6. Existe possibilidade de se conciliar socialismo ou mesmo qualquer ideologia que busque coletivização com democracia?

Há uma equação dura de resolver, a saber: como garantir liberdade individual sem que, entre essas liberdades, não esteja a liberdade de criar seu próprio negócio e tentar lucrar com ele. Esse é o problema do "socialismo com liberdade". Uma saída que temos, e que não é de se jogar fora, é a social democracia ou o liberalismo americano. Vive-se a liberdade de mercado e, no entanto, mantém-se o Estado ali, de butuca, para que as coisas não fiquem ao saber das "loucuras da época". Os Estados Unidos fazem bem isso. A democracia funciona e o Estado pode intervir, ainda que com cuidado, quando a coisa aperta, e isso se deu agora, com os americanos chamando os democratas, com Obama à frente, para fazer estatizações passageiras e, enfim, corrigir a rota. Esse programa é o ideal. Em relação à America, Marx acreditava nele, Tocqueville não.

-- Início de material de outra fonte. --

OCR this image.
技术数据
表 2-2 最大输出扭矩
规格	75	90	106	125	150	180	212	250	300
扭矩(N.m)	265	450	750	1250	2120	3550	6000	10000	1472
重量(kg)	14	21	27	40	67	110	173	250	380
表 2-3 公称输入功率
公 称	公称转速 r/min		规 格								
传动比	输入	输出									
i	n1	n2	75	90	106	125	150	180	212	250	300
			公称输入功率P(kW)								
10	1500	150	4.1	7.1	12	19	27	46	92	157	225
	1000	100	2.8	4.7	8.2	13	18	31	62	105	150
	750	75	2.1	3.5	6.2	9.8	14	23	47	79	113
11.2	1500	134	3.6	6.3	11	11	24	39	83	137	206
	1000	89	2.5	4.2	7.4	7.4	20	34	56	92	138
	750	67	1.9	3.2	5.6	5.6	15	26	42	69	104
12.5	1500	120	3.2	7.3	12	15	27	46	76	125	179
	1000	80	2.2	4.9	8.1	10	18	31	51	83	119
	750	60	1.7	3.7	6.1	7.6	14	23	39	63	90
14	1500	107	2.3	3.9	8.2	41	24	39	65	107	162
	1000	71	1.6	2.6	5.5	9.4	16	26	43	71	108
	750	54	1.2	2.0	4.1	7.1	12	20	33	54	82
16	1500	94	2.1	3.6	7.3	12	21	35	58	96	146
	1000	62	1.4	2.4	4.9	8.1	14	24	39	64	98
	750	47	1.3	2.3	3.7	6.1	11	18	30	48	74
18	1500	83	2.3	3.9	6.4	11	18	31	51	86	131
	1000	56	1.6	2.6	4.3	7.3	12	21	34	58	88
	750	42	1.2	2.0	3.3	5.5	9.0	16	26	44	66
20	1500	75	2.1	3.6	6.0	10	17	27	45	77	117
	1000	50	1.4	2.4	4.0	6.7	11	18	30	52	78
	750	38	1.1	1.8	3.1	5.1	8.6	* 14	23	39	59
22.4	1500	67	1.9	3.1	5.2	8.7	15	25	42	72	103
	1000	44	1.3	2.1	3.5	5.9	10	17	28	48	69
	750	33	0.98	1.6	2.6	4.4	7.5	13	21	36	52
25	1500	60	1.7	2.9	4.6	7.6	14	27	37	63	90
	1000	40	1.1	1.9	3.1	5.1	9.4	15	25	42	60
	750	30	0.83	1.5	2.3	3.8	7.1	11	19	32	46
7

7. Quais os maiores erros e quais os maiores acertos de uma vida política democrática?
Não digo acertos e erros, digo que há um problema nos regimes democráticos do Ocidente. Trata-se de algo que, nos Estados Unidos, tem dado resultado, mas que, no Brasil, ainda não funcionou. Falo da oposição, na democracia, entre os que cuidam do demos e os que cuidam da res-publica (vamos chamá-los de democratas e republicanos). Os primeiros podem descarrilhar para o populismo, os segundos podem descarrilhar para a incapacidade de perceber que dinheiro para a área social não é gasto, é investimento. Se soubermos equilibrar republicanos e democratas, aqui no Brasil (neste sentido que explicitei), podemos avançar. Por enquanto, estamos mais para o descarrilhamento desses dois grupos do que para suas possíveis melhores performances.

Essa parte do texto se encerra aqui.